Clouds in the Distance
This series of three Cassini narrow-angle camera images, centred on the pole, shows the evolution of bright clouds in the region over the course of two hours during Cassini's distant 6 June 2005, flyby of the planet-sized moon.
The appearance of the feature seen here is unique among the dark terrains observed thus far on Titan. Other dark areas appear to have angular or diffuse boundaries, while this one possesses a smooth perimeter, suggestive of an eroded shoreline.
In addition to the notion that the dark feature is or was a lake filled with liquid hydrocarbons, scientists have speculated about other possibilities. For instance, it is plausible that the lake is simply a broad depression filled by dark, solid hydrocarbons falling from the atmosphere onto Titan's surface. In this case, the smoothed outline might be the result of a process unrelated to rainfall, such as a sinkhole or a volcanic caldera.

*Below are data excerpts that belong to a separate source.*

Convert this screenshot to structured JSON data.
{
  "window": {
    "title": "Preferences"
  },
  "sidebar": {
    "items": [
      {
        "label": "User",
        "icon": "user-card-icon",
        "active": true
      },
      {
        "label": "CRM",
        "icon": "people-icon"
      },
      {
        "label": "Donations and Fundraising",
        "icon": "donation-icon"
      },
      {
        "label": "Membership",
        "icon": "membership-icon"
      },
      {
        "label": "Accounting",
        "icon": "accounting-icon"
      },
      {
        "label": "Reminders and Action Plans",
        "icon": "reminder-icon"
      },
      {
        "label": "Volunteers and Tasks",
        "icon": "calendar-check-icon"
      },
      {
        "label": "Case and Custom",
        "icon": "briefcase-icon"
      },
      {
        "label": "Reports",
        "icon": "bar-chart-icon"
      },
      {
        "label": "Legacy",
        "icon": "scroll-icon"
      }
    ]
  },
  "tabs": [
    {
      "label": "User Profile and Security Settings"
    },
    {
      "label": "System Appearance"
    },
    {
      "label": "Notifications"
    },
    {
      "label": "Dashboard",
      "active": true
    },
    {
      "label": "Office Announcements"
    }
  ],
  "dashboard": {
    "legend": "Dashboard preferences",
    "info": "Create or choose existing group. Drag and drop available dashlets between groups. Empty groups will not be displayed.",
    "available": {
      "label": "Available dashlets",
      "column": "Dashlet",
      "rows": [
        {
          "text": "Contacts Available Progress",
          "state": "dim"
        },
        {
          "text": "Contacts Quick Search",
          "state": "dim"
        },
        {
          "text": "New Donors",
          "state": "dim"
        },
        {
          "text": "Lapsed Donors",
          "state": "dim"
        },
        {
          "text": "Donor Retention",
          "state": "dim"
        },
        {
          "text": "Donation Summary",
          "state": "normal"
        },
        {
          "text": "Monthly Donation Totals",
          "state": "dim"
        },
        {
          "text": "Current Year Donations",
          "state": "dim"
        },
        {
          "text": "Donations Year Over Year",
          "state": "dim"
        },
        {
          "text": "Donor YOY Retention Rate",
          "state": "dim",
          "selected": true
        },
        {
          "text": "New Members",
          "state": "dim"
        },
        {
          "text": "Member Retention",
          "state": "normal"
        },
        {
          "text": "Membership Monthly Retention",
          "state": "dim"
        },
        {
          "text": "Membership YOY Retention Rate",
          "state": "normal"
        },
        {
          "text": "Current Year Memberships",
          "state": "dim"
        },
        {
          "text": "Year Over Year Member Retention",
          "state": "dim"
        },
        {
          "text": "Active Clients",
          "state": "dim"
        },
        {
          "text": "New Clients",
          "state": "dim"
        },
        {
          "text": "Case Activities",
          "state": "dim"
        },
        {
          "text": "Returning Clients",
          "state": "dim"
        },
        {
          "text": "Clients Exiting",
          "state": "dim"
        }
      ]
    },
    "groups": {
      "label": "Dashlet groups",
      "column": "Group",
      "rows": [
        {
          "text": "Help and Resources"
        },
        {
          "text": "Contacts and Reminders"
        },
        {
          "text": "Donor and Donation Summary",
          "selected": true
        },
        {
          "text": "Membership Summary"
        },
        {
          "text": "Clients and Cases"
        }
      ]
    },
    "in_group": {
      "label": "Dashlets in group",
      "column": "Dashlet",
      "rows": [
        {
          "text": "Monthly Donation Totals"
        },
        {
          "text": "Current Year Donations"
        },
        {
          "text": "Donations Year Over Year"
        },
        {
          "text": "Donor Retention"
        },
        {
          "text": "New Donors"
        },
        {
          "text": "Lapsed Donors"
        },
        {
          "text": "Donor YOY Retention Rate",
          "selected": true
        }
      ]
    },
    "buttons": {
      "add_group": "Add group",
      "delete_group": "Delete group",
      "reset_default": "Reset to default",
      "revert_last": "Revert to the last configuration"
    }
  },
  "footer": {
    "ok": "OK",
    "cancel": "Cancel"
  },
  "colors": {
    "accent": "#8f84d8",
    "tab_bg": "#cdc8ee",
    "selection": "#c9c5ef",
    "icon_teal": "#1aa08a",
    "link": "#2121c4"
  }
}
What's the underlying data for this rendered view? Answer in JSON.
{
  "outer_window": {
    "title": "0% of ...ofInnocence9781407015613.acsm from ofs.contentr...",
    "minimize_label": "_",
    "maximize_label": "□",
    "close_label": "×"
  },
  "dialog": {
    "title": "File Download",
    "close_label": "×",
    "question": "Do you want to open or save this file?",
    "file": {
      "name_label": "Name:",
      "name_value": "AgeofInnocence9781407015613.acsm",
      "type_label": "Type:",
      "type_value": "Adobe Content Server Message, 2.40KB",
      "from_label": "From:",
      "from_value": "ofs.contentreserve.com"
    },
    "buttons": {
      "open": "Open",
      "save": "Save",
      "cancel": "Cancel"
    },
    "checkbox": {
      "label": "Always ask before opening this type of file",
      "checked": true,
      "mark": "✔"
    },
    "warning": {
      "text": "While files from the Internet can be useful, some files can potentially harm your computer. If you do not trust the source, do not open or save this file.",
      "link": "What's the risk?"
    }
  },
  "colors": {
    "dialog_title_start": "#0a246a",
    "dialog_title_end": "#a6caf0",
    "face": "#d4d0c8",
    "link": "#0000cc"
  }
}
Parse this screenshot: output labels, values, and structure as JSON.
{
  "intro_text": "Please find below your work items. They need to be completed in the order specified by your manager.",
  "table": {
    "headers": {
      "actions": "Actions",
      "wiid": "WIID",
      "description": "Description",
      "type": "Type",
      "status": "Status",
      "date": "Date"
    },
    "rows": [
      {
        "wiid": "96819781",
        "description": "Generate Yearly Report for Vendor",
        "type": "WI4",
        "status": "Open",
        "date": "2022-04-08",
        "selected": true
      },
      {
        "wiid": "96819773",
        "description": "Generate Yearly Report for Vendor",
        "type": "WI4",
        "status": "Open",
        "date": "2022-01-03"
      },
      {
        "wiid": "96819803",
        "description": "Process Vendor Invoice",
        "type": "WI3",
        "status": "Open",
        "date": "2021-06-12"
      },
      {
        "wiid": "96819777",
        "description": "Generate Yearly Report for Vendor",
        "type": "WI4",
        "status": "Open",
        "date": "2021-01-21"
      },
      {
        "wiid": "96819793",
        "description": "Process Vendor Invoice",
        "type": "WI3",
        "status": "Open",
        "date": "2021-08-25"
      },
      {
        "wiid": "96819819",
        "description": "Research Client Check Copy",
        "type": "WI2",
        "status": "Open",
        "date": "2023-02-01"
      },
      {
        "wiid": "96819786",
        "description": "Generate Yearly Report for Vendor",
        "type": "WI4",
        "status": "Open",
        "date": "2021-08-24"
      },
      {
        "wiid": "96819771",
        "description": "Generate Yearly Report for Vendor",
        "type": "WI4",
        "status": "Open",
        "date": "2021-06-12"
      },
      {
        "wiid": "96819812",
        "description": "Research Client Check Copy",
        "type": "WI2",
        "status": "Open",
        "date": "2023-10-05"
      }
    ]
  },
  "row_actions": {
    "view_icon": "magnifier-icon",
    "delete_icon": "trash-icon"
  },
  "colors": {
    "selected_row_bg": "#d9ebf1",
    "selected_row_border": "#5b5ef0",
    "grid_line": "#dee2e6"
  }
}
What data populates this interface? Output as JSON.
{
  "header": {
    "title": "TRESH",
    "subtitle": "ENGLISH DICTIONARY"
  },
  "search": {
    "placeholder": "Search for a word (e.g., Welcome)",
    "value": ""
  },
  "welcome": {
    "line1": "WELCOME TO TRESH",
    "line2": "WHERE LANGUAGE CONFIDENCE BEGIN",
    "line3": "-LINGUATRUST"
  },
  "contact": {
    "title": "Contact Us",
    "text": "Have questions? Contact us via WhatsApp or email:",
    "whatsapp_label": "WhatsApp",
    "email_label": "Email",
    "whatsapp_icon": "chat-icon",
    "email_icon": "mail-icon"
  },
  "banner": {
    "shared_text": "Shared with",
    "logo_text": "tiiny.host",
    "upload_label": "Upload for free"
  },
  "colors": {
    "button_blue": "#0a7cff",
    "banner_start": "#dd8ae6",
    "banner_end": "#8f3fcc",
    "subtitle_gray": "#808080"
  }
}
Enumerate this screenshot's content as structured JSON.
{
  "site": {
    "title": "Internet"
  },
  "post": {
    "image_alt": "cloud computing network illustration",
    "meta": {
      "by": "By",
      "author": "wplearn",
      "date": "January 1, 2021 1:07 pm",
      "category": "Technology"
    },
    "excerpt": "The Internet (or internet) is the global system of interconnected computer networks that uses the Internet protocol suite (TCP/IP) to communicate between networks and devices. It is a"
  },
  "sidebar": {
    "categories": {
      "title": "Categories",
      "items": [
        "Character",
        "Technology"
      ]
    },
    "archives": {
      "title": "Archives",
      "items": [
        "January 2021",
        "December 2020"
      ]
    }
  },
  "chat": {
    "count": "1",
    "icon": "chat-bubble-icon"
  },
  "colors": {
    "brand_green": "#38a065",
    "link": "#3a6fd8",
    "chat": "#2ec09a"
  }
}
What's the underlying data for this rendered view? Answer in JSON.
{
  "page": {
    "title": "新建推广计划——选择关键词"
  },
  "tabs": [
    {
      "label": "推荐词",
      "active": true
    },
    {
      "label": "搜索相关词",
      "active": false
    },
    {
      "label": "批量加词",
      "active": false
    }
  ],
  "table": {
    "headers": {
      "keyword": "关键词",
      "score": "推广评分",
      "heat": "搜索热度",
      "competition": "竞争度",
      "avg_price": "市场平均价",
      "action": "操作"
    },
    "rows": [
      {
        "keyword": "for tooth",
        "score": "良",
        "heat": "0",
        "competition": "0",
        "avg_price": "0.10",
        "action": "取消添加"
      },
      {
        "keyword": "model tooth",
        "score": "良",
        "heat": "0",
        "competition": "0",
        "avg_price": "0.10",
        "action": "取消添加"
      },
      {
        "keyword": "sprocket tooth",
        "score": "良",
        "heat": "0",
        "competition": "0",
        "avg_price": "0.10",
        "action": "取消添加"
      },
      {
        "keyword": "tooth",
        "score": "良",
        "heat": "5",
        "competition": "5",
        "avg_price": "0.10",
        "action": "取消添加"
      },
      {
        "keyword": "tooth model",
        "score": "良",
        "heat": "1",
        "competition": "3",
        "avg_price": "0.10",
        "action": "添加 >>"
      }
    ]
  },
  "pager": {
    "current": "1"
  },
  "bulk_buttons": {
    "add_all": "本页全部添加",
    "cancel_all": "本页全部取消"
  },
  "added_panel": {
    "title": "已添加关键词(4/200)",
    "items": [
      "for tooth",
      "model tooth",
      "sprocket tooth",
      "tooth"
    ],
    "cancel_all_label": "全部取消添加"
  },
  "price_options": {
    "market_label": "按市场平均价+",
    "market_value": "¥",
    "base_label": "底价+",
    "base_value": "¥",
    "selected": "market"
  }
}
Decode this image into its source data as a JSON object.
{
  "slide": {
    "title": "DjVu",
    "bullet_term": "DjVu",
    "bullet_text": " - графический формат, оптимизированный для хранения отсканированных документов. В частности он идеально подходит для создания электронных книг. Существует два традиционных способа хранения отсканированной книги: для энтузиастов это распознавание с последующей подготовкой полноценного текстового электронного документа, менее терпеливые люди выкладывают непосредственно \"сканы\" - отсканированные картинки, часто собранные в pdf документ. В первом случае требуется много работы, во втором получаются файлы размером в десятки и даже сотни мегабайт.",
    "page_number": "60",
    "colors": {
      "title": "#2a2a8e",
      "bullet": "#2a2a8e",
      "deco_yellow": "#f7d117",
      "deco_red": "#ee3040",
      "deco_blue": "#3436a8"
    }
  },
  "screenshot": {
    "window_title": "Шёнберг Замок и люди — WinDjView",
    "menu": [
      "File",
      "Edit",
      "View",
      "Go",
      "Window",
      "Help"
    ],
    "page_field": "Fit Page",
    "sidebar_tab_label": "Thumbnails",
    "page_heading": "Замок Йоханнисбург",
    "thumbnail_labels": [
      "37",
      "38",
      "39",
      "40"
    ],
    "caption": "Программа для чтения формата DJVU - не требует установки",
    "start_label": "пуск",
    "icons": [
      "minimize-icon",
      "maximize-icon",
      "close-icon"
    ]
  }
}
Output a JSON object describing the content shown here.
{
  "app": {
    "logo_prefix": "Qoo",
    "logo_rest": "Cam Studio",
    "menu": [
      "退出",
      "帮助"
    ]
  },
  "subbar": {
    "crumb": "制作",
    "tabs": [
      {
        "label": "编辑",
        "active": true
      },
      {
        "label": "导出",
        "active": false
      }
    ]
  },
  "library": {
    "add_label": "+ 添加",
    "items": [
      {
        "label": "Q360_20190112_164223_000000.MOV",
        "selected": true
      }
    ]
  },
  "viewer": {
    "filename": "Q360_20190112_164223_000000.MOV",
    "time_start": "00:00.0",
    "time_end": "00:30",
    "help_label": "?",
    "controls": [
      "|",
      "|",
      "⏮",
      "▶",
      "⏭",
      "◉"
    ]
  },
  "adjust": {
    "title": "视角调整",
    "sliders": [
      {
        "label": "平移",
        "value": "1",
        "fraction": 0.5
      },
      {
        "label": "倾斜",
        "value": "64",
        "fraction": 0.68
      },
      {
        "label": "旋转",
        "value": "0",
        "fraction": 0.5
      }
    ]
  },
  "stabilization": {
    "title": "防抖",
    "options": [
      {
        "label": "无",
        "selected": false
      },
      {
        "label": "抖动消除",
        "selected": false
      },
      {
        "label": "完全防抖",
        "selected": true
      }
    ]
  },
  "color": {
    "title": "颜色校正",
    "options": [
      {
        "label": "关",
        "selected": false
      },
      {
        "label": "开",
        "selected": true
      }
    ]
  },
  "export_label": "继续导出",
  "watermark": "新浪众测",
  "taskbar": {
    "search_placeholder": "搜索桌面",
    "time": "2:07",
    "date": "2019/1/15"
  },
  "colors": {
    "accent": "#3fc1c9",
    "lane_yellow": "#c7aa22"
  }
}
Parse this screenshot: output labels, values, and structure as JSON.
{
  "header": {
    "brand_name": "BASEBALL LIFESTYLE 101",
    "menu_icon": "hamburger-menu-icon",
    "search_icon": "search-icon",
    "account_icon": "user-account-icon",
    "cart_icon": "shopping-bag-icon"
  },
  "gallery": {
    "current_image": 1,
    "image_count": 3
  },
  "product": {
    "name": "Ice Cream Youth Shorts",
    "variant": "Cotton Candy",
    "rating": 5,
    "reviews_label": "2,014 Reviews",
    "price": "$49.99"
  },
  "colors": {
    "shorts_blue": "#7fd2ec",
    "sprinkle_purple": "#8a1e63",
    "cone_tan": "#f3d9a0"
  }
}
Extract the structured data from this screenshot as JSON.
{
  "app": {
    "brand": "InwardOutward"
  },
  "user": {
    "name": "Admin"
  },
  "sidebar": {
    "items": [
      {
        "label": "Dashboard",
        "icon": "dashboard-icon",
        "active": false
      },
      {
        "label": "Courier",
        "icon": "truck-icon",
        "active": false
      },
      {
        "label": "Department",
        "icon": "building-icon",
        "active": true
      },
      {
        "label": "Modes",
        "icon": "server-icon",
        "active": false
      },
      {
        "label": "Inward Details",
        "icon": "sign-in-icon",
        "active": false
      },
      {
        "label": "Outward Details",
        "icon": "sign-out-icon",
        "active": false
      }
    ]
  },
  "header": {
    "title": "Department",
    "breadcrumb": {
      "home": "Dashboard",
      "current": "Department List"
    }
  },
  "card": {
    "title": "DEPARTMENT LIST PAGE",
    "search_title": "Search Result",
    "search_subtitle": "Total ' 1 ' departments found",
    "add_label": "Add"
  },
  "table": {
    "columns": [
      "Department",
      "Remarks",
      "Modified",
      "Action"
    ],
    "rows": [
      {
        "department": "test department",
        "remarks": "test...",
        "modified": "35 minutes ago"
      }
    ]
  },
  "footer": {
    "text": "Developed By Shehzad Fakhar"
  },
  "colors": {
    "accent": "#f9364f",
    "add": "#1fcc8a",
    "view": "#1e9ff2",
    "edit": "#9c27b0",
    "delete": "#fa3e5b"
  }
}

The images in this movie sequence were taken using a combination of spectral filters sensitive to wavelengths of polarized infrared light, allowing Cassini to see through the obscuring smog of Titan's atmosphere and down to the surface. The images were acquired from an approximate distance of 450 000 kilometres from Titan. Resolution in the original images is approximately 3 kilometres per pixel; the images were aligned and reprocessed at the same scale to create the movie.